The feeling of nausea followed by a bout of vomiting may bring joy only in one case, when it indicates pregnancy to someone who wants it. Seema, 37, a working woman from Alibaug, Maharashtra had waited for years for this moment. Not relying on the test device in her bathroom, she had later gone to her doctor for confirmation. It was September 2016, and she was four weeks pregnant.
Life truly changes after such an announcement. Seema’s husband insisted he would accompany her on her grocery shopping errands, so that she doesn’t lift anything heavy. Even her mother-in-law asked her to spend less time in the kitchen, and sleep more. The mother-in-law had had her first son at 22, and Seema was now 37. A well-meaning colleague advised Seema to go for tests to check the well-being of the foetus. Older the mother, higher the risks, the friend thought, but didn’t say it aloud.
Prenatal testing is expensive in India, but Seema decided to spend the money — this would probably be the only child they would have. She wanted to make sure everything was all right. Certain foetal defects can be identified only after 12–15 weeks. By the time the Alibaug doctor advised Seema to get additional tests done at a Bombay hospital, it was mid December, and she was 15 weeks pregnant.
At KEM hospital in Bombay, Seema underwent Amniocentesis, an invasive procedure to diagnose any foetal infections or abnormalities. After 15 weeks, the risk of a miscarriage is minimum. Identifying the gender of the foetus is illegal in India. Seema had to sign many additional forms, since an Amnio test can easily identify the child’s sex. For Seema, a son or a daughter was equally welcome. In fact, she didn’t want to know the sex of the foetus at all.
In January, after several additional tests, the KEM doctors confirmed the foetus was diagnosed with Down syndrome.

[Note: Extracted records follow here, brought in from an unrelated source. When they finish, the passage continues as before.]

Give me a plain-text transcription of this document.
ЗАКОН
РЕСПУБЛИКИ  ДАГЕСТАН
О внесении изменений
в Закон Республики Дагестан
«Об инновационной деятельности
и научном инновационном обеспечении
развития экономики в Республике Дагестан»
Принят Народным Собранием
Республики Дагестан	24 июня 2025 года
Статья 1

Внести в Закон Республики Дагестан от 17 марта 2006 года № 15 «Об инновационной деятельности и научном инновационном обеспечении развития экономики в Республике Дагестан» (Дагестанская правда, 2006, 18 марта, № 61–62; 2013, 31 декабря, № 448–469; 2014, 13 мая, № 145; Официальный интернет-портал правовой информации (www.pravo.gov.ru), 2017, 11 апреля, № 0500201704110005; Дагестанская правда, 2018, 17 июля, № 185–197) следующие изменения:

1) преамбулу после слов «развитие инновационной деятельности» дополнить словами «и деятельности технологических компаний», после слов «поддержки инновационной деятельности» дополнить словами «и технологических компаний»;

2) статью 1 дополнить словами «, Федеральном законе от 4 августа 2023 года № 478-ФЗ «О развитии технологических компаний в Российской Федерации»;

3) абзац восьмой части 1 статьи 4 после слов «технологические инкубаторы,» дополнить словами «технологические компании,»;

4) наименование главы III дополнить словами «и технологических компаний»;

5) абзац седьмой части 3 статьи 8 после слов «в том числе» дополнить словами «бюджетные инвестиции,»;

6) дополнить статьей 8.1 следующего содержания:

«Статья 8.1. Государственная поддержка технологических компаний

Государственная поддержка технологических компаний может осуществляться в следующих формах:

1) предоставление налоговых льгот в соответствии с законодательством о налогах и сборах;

Seema and her husband spent two weeks, two critical weeks as it turned out, in trying to understand what the diagnosis meant. It meant their child would have a low IQ, different facial features and its physical growth would be delayed. Risk of other health problems such as a heart defect and mental disorders was higher. Their child would be disabled at birth and forever. Down syndrome was not curable. After debating day and night, the family agreed Seema should opt for an abortion.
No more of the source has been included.